Nitrogen fixation is an energy demanding process. Thus, when mosses are exposed to high concentrations of bioavailable nitrogen, the cyanobacteria will consume this resident nitrogen rather than expending energy on fixing new nitrogen. Thus the nitrogen content of canopy throughfall acts as a regulator of newly fixed nitrogen into these boreal forests. . .

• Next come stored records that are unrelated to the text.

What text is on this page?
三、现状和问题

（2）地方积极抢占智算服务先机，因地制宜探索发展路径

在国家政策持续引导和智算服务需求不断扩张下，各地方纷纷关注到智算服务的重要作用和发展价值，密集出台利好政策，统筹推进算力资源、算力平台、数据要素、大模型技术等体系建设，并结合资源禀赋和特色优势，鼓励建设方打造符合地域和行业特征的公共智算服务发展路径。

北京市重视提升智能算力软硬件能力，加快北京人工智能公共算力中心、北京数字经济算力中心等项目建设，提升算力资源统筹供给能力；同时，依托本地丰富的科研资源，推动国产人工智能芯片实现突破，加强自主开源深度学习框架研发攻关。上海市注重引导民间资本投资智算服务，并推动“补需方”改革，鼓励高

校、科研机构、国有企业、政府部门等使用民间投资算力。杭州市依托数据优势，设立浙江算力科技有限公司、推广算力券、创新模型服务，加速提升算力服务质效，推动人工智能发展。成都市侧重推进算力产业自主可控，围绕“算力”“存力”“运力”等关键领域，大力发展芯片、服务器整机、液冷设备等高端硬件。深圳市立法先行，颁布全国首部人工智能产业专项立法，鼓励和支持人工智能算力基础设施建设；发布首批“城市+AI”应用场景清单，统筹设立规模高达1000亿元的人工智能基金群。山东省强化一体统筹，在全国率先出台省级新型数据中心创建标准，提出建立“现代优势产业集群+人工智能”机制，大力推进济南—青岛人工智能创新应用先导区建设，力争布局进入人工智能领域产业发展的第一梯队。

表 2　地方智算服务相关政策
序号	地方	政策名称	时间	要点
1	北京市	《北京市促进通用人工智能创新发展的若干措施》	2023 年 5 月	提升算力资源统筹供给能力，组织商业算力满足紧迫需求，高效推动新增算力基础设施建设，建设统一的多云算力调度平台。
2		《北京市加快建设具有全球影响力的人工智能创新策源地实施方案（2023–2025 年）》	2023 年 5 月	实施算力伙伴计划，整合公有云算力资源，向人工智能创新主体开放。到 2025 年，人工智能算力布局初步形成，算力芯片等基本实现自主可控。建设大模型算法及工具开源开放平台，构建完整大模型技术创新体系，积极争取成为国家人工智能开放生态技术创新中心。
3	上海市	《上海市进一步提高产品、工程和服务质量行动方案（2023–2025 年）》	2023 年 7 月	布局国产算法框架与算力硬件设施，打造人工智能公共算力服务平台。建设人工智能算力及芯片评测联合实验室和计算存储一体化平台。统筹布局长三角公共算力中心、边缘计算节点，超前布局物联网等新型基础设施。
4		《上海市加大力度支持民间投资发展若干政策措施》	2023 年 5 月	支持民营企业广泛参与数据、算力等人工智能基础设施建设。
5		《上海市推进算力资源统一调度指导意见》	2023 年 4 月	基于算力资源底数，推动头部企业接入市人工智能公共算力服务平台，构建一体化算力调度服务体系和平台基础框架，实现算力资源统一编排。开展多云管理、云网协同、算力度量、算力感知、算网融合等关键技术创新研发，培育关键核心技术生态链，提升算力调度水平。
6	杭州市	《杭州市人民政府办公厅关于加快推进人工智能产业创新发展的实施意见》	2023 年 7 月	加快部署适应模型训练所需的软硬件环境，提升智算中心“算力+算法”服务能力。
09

These findings are important from a global standpoint, because feather mosses (and associated cyanobacteria) are the primary source of biologically fixed nitrogen in the boreal forest biome. The dominating feathermoss Pleurozium schreberi is also found in arctic and temperate biomes and thus may be the widest distributed individual nitrogen-fixing plant species on Earth. Understanding feed back mechanisms among dominating organisms that regulate fundamental ecosystem processes are integral to our ability to predict long term outcomes of global carbon dynamics.

I might add that from the bumpkin perspective this is old hat. Every pasture manager deals with the trade offs.